Rares sont les mouvements “terroristes” qui parviennent à la victoire, les processus de paix demeurent fragiles. Entre désengagement, épuisement et transition, les conditions de sortie des conflits sont très variables. Les circonstances d’un adieu aux armes, les impératifs de reconstruction des identités des acteurs, de leurs espaces de relations et de reconnaissance sociales, tout cela joue un rôle essentiel pour qu’une négociation aboutisse.
Rares sont les mouvements “terroristes”
qui parviennent à la victoire,
les processus de paix demeurent fragiles.
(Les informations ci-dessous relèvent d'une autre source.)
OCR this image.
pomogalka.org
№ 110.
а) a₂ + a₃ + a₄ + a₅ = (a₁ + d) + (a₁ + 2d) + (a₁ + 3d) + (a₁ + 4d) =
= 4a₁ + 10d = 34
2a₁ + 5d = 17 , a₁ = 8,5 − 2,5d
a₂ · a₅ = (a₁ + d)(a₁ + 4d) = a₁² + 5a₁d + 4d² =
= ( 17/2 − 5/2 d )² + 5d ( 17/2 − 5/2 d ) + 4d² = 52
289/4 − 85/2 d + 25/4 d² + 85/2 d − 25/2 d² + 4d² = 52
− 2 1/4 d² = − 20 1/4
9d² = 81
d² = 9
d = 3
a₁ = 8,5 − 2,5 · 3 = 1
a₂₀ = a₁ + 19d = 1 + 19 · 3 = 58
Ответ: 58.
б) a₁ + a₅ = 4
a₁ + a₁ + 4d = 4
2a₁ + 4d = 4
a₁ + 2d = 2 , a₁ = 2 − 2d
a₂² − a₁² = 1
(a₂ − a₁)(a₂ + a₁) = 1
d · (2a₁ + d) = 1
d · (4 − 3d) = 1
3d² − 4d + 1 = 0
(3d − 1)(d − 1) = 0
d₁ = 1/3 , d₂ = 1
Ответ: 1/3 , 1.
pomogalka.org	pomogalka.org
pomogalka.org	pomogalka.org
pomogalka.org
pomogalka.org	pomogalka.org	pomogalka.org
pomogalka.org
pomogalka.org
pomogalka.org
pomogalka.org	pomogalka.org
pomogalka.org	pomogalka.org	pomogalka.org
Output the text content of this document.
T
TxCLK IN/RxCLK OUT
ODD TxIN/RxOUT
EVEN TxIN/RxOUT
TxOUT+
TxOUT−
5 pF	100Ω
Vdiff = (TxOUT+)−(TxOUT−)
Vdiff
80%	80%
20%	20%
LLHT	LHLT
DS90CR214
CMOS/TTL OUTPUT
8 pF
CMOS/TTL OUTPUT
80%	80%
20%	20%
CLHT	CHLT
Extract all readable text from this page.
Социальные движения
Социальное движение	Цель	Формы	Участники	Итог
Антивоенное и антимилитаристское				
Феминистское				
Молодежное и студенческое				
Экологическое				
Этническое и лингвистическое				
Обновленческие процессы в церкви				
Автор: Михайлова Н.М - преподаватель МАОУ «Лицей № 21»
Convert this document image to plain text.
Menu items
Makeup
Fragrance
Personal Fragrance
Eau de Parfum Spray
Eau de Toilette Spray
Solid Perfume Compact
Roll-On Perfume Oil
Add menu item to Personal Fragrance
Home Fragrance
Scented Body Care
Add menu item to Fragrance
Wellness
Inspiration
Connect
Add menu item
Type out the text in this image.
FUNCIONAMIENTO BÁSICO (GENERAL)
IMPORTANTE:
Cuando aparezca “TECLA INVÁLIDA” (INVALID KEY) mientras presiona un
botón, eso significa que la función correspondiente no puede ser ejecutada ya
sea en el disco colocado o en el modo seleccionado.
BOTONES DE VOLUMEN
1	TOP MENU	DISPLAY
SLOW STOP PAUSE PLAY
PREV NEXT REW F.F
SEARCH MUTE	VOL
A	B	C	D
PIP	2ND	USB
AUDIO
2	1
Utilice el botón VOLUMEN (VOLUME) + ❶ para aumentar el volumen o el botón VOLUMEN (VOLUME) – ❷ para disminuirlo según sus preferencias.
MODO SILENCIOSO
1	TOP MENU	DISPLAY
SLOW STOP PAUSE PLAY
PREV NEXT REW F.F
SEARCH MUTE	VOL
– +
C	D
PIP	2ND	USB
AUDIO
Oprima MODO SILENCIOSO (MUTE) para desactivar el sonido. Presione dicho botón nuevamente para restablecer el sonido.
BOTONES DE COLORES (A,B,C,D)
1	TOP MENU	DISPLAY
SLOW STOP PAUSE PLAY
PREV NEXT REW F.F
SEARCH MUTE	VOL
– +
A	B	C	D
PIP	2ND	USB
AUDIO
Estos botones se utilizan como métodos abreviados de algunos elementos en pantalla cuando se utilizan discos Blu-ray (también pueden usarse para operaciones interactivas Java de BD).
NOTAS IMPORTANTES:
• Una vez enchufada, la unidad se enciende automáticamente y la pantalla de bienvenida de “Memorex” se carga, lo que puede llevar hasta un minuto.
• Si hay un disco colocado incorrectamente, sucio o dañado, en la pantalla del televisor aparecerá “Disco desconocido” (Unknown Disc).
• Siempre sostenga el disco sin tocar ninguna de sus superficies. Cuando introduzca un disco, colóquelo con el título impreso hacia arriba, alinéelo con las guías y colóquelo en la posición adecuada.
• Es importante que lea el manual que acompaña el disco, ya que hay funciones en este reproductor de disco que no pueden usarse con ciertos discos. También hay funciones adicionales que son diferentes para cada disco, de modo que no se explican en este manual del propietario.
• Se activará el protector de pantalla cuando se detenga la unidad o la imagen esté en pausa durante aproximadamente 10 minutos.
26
Entre désengagement, épuisement et transition,
les conditions de sortie des conflits sont très variables.
Le gros mot est lâché. Pas de solution durable sans discussions, négociations entre les belligérants. Puisse l’ancienne patronne du M15, les services de enseignement anglais, être davantage écoutée. Elle déclarait en 2011 que la solution purement militaire est un leurre et une erreur, il n’y a pas d’alternative sérieuse autre que le dialogue, si l’on veut en finir avec le terrorisme.
Tout cela demande de la mesure et du temps, l’autre ne doit plus être considéré comme une bête infâme, mais comme un adversaire. Malheureusement, les tendances lourdes ou les pesanteurs sociologiques, la mémoire du conflit, l’emportent souvent sur la volonté stratégique de tel ou tel acteur. Sortir de la violence suppose des situations intermédiaires et imparfaites. Envers et contre tout, et ce sera la note d’espoir à la dernière page d’Homo terrorismus, “dans l’enfer du terrorisme, repose un bien plus important encore, l’espérance de se reconnaître enfin les uns les autres dans cette expérience ultime, et ainsi de mieux s’accepter, ensemble”.
Certes quelques brefs passages du livre feront tiquer le lecteur abertzale. Nous pensons ici à l’évocation des identités d’emprunt, au “narcissisme des petites différences” ou aux situations objectives de domination assez peu évoquées. Mais des désaccords ponctuels sont nécessaires pour engendrer le débat. Sinon, on ronronne dans l’entre-soi.
Il fallait faire preuve d’une belle indépendance d’esprit, d’une grande hauteur de vue pour écrire un tel livre. Ce bref article ne rend pas assez compte de sa densité et de la finesse de ses analyses. L’ampleur de ses références cueillies aux quatre coins de la planète et sur plusieurs siècles, témoigne de ses qualités. Nous avons là une synthèse, mais aussi un ouvrage de référence qui devrait éclairer notre réflexion politique, nous rendre plus lucides. Pour mieux comprendre ce qui s’est passé hier en Pays Basque, mais aussi appréhender l’avenir.
François Thuillier et Emmanuel-Pierre Guittet, Homo terrorismus, Les chemins ordinaires de l’extrême violence, éditions Temps présent, Paris, 2020, 182 p. 18 eusko.